REUTERS/Carlos Garcia Rawlins
REUTERS/Carlos Garcia Rawlins

Comida, paz e amor: as promessas da Constituinte na Venezuela

Oposição se nega a participar da votação e insiste que o processo busca unicamente manter o presidente chavista no poder

O Estado de S.Paulo

28 Julho 2017 | 16h36

CARACAS - Dentre as principais promessas do presidente venezuelano, Nicolás Maduro, e os candidatos à Assembleia Constituinte, estão a melhoria da economia e dos programas sociais, além do alcance da paz e a preservação do “amor”.

As mensagens dos candidatos são transmitidas em cadeias obrigatórias de rádio e televisão. A oposição, que se negou a participar da votação, insiste que a Constituinte busca somente perpetuar Maduro no poder.
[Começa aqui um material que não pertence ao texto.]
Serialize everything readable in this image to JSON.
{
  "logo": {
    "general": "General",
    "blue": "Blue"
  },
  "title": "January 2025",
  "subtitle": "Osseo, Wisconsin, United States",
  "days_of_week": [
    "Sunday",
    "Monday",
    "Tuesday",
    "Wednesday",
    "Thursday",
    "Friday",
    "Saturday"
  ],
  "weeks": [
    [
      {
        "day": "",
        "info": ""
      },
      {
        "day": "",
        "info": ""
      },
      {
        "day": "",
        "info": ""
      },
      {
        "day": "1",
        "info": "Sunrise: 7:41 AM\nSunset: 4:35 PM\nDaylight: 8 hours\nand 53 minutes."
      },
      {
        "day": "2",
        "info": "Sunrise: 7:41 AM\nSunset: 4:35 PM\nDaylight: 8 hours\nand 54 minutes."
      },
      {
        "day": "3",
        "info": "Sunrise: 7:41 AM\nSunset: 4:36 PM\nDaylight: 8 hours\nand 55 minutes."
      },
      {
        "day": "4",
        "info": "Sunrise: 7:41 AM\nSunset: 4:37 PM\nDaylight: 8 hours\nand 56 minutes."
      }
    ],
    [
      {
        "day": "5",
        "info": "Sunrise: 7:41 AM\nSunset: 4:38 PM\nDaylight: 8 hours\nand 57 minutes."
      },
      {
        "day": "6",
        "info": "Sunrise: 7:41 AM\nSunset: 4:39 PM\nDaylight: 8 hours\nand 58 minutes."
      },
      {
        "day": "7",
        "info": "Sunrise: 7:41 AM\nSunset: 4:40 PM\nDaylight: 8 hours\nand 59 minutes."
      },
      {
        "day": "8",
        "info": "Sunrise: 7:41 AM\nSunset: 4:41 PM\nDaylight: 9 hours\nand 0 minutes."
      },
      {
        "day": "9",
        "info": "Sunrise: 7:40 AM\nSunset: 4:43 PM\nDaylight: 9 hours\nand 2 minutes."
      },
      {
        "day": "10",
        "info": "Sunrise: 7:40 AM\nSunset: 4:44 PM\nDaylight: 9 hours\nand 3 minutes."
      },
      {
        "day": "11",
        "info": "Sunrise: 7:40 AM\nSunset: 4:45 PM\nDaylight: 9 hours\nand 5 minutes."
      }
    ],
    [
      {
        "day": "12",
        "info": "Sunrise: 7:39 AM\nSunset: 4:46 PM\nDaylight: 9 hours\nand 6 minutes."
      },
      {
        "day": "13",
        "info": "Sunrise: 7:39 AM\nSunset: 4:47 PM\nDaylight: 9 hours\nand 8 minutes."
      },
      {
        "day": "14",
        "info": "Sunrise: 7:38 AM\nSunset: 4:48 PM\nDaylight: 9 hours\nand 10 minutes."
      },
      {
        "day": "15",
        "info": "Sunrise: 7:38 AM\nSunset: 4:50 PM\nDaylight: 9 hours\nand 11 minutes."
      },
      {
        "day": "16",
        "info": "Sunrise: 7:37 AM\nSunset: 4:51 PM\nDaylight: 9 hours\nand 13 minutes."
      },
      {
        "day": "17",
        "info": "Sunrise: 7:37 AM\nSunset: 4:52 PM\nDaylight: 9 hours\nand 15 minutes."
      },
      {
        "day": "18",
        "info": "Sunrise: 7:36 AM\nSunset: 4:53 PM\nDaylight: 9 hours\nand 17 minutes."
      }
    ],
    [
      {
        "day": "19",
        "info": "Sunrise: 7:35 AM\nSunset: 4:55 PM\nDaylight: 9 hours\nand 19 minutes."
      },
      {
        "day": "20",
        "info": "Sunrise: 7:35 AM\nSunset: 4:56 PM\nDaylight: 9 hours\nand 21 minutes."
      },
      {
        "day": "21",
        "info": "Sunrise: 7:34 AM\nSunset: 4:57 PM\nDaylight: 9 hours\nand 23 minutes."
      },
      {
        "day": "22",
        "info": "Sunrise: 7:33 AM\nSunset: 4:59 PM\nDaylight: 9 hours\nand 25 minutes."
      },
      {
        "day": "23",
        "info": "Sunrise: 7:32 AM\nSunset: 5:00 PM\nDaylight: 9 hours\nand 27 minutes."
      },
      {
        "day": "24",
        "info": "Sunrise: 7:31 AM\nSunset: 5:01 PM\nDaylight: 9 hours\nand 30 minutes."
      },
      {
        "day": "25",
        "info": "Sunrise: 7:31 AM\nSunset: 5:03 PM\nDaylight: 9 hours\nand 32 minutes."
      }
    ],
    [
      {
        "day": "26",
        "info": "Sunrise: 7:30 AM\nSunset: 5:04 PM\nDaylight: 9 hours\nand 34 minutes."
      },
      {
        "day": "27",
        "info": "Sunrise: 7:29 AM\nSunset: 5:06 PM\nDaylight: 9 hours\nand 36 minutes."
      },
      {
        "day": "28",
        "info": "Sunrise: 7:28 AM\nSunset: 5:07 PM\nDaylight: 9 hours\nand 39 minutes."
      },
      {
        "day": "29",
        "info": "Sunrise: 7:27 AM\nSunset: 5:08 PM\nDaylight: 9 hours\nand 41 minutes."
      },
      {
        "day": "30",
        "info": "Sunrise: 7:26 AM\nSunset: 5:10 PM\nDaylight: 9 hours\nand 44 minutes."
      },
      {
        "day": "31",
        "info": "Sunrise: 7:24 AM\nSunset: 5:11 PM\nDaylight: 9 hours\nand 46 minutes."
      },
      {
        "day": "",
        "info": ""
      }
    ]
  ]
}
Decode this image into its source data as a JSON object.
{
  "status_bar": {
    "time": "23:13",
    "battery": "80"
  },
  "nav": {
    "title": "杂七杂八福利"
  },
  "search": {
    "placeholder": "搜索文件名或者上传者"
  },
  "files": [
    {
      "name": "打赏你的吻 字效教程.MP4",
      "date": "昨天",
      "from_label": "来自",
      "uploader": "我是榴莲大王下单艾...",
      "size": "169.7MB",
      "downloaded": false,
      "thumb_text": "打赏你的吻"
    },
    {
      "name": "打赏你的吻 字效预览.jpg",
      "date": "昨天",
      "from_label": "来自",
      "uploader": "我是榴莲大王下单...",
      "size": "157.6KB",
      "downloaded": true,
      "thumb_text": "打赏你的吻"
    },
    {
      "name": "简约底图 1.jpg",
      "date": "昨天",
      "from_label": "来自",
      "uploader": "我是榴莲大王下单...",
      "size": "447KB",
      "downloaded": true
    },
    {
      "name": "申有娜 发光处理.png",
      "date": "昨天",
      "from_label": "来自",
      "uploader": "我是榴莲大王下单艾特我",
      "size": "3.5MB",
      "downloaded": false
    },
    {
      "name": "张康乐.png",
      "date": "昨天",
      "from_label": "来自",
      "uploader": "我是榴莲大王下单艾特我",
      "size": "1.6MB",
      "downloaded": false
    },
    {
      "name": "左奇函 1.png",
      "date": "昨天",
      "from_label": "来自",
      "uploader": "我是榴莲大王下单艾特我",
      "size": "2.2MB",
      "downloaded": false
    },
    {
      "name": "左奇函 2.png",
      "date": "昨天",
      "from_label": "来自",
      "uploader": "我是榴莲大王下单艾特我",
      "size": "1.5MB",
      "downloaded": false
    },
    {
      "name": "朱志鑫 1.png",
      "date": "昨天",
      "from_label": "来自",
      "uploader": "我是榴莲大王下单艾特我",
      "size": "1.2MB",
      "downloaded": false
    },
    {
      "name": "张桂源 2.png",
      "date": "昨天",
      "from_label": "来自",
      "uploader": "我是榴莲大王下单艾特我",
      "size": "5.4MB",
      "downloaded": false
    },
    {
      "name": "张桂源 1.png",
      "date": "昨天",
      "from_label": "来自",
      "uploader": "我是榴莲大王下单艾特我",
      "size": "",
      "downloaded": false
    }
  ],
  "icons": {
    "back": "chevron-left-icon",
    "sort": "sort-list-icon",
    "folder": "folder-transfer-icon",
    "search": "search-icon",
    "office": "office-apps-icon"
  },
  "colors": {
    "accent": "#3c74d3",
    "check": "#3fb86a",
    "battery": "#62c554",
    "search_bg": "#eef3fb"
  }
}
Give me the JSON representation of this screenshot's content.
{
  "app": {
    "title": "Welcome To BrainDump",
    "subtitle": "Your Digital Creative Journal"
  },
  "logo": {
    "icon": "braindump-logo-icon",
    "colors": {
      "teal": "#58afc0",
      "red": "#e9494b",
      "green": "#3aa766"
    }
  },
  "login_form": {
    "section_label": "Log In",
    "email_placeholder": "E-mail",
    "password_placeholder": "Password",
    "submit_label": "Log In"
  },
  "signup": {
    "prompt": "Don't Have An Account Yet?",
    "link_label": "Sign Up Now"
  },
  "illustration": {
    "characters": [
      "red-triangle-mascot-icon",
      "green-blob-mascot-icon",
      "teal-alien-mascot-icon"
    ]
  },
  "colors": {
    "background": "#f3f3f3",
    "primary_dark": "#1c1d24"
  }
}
Veja abaixo o que vem sendo prometido na campanha.

Comissão da verdade

O líder chavista anunciou que um dos primeiros passos da Constituinte será instalar uma “comissão da verdade para investigar os crimes da direita” durante os protestos, que pedem sua saída do poder e já deixaram mais de 100 mortos desde o dia 1.º de abril.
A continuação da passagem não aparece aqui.